I like traveling The South because in part the region lives in the shadow of its past and all those stereotypes. You see a movie like The Help and imagine its set in 2013. It's not. The boom years boomed in The South too, and the electronic era brings a lot of the outside world into the quiet corners of the country. I'm pretty sure corruption and racism and nepotism rule the roost to some degree here as anywhere but for the casual visitor from another planet the South presents itself as the ideal region for a varied road trip.

This isn't the desert country of the Southwest obviously, nor is it the temperate rainforests of the Pacific Northwest, other regions I have thoroughly enjoyed. The South is its own gentle land of rolling hills, farmland, rivers and good manners. Southerners see Florida tags on a car and assume the occupants are carpet baggers. Not real Southerners, they snort. They'd be right in my case.

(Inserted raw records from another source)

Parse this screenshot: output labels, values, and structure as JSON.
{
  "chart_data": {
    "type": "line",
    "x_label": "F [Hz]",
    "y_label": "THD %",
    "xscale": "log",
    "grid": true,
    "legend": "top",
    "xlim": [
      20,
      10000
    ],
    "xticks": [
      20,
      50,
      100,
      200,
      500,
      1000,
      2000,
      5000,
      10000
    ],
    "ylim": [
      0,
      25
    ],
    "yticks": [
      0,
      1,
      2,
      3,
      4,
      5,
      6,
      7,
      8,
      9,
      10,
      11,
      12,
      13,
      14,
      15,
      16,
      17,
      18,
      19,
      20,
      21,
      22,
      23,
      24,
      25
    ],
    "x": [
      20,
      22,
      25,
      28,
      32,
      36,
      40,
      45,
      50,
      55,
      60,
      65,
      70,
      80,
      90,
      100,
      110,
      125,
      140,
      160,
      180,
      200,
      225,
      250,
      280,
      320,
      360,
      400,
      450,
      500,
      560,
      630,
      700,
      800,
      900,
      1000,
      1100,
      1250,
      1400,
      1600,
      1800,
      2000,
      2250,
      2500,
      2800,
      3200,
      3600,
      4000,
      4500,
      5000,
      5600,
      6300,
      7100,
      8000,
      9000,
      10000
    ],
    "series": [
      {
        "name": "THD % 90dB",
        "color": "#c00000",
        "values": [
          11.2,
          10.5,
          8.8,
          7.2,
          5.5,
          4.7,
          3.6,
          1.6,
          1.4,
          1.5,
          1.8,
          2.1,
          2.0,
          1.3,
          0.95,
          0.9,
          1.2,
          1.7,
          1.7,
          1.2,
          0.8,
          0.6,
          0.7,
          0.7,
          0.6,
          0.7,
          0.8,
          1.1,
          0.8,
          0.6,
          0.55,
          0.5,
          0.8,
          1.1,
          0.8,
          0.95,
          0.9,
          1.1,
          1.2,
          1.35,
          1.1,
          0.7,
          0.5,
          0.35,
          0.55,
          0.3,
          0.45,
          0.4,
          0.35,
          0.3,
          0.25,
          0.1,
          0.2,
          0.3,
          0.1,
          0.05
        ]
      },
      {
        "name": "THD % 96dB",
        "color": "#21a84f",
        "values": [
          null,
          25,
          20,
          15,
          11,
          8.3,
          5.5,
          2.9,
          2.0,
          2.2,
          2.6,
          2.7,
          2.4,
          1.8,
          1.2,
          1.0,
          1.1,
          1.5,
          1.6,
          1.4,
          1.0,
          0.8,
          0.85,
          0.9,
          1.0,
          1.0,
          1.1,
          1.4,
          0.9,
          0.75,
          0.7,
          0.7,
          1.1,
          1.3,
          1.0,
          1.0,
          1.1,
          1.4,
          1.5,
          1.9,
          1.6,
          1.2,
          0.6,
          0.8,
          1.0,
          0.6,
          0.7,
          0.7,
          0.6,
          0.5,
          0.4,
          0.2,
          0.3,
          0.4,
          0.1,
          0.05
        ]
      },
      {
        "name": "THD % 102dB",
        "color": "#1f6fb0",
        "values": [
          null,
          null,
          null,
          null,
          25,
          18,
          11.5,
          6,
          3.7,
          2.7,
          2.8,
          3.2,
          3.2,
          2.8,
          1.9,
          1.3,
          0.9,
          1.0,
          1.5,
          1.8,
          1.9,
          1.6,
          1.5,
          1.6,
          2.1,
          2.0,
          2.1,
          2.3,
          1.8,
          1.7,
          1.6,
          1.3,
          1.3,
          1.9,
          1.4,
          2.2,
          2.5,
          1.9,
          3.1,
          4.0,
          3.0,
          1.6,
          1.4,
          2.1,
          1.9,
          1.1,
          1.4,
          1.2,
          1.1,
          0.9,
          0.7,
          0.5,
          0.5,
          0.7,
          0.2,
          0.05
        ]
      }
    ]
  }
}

But there again I claim no roots anywhere much. Born in England, grew up mostly in Italy, became an independent adult in California and am slowly resigning myself to decrepitude in the Keys. The road trips remind me of my rootlessness, my pleasure in absence, my life away from where I belong.

You hear people in Key West say they never leave their island. I've heard of folks who never leave Old Town. My sisters never leave home anymore and watch the Italian seasons from their Umbrian farmhouses. I suspect it's all genetic or something, like being gay, or the color of your eyes. I find myself unable to shake the travel bug. I'm going to Italy in September so pasta and motorcycles will be on the menu next month.

The good part for me is that I like coming home. This time I have come home to news of changes at work. Next week I shall be working day shift. Not my choice but when the bosses ask, I remember I like working for the police, an environment where "No" is not an option. Besides when they need my help it's good to be wanted. I just wish it wasn't on days. Oh well. Change is good.

For the next ten days The Keys will not feature on this page. Change is good, but normal service will resume only after you travel from here to there with my wife my dog and me. William Faulkner, Vintage Motorcycles at the Barber Museum, Johnny Coley, Cooking School in Atlanta, Tea in Tupelo, Outlook Mountain, the fresh water Aquarium and the history of...auto wrecking? All will be revealed.